Moving: walked 2.7 miles

Watching: "Hilary and Jackie"

 

6 July 2000: Boston

Thanks to Beth's forum, I was able to ask probably hundreds of people about the song. On very few clues, two people got it. (Russ Ballard, eponymous, 1984, "Voices"; but the web is dead right now, dead as Zed) I sent them a thank you card from Blue Mountain with a frenetic bunny on it. I'm in love with this rabbit now. Despite her being lavender, she dances just as white as can be, and she looks slightly deranged. We have a lot in common.

--

This afternoon Coolboss entered my cube and leveled a pointing finger at my eyes. "You," she began--I thought shit, the jig's up, she's discovered my journal--and continued, "are going to [this] seminar." Oh!
"I am?" I squealed. "Really?"
The seminar is the week after Thanksgiving, in Boston. Unlike last summer, when I was accommodated at the cheerless, poolless Days Inn in unlovely Indianapolis (which I resented more than was fair to Dot Org since I was at least half sour-graping RDC's being in Monterey), this time I shall stay in the swank hotel the conference in being held in. CoolBoss, Minne, and I will have lunch or supper at CLH's restaurant and I can introduce my Dot Org cohort to my sister. Solely because I am all about saving Dot Org's money, I shall stay over Saturday night for the cheaper airfare and have all day Sunday to play with my Blister.

---

I sent postcards with our new address to everyone on the planet. A good thing, too, because when I gave the new phone number to RRP earlier, I transposed the second and fourth digits because that permutation was nearly the old number. Anyway, today I got a card from my beloved publishing professor, Feenie.

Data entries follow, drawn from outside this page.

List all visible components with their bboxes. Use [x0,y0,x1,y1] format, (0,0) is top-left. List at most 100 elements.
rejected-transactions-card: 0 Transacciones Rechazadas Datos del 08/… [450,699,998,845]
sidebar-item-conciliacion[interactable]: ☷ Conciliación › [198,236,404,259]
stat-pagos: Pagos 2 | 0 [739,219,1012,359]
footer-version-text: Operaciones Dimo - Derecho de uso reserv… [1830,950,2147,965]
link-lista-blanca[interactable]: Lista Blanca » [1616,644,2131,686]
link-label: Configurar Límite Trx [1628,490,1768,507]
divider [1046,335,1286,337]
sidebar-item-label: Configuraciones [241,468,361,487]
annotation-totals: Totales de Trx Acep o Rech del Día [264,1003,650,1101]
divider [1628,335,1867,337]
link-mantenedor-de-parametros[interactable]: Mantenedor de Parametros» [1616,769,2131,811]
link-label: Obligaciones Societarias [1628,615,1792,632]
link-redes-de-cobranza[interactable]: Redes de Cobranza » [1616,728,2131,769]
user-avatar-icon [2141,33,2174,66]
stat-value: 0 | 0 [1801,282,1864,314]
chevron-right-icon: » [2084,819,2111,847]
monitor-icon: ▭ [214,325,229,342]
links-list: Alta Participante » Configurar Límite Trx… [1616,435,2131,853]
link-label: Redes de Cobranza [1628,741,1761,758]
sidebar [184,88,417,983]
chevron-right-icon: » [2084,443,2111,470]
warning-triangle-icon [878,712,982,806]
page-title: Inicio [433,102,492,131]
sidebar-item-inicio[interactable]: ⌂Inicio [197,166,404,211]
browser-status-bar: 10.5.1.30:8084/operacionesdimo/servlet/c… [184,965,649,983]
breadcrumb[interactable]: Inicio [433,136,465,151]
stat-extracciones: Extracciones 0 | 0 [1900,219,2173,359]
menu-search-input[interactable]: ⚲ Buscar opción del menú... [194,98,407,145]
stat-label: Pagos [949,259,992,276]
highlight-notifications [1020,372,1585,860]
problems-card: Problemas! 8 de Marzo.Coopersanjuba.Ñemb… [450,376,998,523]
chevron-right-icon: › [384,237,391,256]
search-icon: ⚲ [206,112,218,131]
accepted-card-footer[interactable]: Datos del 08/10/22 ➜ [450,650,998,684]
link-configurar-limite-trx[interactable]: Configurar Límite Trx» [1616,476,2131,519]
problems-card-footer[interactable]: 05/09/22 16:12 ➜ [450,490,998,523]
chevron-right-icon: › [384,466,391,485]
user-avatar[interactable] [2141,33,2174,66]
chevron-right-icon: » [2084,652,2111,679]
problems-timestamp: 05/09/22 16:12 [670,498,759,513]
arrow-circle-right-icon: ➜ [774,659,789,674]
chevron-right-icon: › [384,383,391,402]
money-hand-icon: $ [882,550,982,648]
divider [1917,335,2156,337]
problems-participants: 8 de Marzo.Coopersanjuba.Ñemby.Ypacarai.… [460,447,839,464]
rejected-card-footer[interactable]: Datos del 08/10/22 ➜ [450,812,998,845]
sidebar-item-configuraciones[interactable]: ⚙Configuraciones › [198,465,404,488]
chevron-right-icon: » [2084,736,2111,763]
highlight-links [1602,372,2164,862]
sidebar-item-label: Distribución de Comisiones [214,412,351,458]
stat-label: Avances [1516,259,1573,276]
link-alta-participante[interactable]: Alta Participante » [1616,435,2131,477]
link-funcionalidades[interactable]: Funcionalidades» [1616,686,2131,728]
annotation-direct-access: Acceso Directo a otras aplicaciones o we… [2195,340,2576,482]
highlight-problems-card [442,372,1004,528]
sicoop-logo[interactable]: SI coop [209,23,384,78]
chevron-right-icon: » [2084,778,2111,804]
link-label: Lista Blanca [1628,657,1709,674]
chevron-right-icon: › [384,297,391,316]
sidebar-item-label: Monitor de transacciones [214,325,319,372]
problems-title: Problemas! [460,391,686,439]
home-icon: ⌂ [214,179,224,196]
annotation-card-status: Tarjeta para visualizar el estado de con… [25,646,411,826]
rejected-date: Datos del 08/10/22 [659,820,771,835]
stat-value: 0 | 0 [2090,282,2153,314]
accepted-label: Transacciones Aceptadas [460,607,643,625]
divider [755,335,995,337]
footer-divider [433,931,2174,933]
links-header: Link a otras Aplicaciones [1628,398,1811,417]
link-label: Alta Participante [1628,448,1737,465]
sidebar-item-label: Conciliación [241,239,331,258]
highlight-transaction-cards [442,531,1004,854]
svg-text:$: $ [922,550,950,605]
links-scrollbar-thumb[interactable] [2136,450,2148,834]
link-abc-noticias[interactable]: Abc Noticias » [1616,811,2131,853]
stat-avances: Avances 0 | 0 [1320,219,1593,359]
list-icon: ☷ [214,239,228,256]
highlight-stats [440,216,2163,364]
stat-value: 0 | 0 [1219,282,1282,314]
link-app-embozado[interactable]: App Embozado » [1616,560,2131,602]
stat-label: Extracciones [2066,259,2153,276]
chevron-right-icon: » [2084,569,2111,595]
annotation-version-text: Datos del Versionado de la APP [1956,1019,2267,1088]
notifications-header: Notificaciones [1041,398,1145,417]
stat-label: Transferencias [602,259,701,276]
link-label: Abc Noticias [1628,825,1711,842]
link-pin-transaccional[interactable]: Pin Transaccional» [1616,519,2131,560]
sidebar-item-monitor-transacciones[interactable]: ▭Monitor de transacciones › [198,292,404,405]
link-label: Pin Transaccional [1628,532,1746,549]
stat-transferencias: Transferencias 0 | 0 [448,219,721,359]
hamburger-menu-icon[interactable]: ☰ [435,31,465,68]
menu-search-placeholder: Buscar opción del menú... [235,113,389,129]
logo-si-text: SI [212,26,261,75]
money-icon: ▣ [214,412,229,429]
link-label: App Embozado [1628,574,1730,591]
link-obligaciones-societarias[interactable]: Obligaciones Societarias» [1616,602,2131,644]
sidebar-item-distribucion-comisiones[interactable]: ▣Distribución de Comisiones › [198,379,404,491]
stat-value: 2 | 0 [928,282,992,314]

I never did write to her after I read Within This Wilderness, and I meant to because I realized that for me to invite her to run away with me to my hypothetical treehouse in the San Juan Islands might have been slightly tactless given the subject matter of the as-yet-unread book (a heavily autobiographical novel about her son running away to the middle of nowhere on an island in a lake on an island (like the cereal box with the regressing picture of a kid with a box of cereal picturing a kid with a box of cereal...) off the coast of British Columbia).

Dear Lisa and Company,

I'm assuming that Blake is [...] wonderful, and time-consuming, and the overlord of your new dwelling. I'm so happy to know all this and look forward to details whenever you find the time, knowing it might take a year (even years!)

I send congratulations, sustained cheers, and lots of love

Feenie

What a super woman she is. Just the smilingest person, with the merriest smile I've ever seen. She probably assumes that I have reproduced and that Blake is human; but despite his avian nature, her assumptions are otherwise correct.